Yakama Indian Nation
I am 17 years old and a senior at White Swan High School, I am also attending Heritage University studying nursing. I am a decedent of an enrolled Yakama member, I was born and raised on the Yakama Reservation. I also have Pottawatomie, Shawnee, Muckleshoot, Nez Perce, Dutch-Irish and African American ancestry. I have participated in the Pacific Northwest University’s Roots-to-Wings medical program for six years and am currently in my second summer as a youth intern at the medical university. I enjoy listening to music, spending time with friends and family, traveling, digging roots, picking berries and traditional fishing on the N’chi Wana, the Columbia River. My parents are Elizabeth Sanchey & Andre Ball. My maternal grandparents are Roger & Peggy Sanchey.

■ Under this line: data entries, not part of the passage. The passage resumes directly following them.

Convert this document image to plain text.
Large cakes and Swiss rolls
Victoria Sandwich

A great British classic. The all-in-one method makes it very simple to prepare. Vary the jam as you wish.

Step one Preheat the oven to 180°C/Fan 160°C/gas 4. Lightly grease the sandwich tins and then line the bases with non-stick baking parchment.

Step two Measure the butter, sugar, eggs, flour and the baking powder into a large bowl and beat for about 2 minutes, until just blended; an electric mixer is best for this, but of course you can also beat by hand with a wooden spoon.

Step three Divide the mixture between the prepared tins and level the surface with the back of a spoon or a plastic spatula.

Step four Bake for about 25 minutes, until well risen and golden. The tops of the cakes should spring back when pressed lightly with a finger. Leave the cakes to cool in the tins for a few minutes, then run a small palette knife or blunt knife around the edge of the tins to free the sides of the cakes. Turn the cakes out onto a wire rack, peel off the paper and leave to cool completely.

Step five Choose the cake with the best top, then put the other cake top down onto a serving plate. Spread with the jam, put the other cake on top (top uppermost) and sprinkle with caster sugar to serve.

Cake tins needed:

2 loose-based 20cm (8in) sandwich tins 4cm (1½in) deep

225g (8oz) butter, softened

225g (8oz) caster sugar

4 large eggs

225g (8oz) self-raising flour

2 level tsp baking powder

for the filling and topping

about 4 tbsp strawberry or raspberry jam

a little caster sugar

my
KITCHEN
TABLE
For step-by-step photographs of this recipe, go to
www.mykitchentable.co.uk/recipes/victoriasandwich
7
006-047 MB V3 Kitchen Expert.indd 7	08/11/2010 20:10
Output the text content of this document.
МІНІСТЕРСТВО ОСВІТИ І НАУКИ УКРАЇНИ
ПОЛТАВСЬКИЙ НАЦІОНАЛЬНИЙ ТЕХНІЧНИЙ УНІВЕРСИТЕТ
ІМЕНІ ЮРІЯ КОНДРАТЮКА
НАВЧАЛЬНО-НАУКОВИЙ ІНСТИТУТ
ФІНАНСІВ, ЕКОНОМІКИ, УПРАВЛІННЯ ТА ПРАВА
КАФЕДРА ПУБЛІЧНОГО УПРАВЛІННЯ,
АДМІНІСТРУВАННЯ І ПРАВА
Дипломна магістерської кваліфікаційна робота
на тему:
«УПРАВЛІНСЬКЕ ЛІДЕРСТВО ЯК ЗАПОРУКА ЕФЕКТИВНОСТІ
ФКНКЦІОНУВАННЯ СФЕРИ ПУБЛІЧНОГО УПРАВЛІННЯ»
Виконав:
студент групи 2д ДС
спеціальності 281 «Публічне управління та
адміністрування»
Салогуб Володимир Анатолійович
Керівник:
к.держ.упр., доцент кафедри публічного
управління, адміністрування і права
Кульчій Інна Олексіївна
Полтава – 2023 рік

Confederated Tribes of the Warm Springs Reservation of Oregon
My name is Josiah Spino, I am 16 years old; I am also a early graduate of Madras Highschool. I was born July/23/2002 on the WarmSprings reservation. My Indian Name is Tokuwakua given to me by my Great Grandfather John Buzz Nelson. I come from a long line of Hunters, Fishers, Gatherers and Weavers. I grew up a very traditional and outsider lifestyle which taught me how to walk both in the native and white mans world. During my free time I like to participate in rodeos. I compete in Professional Wild Horse Racing and is always willing to give a helping hand to my family when it comes to ranching needs. Such as Branding, Cutting, Fixing fence and catching wild horses.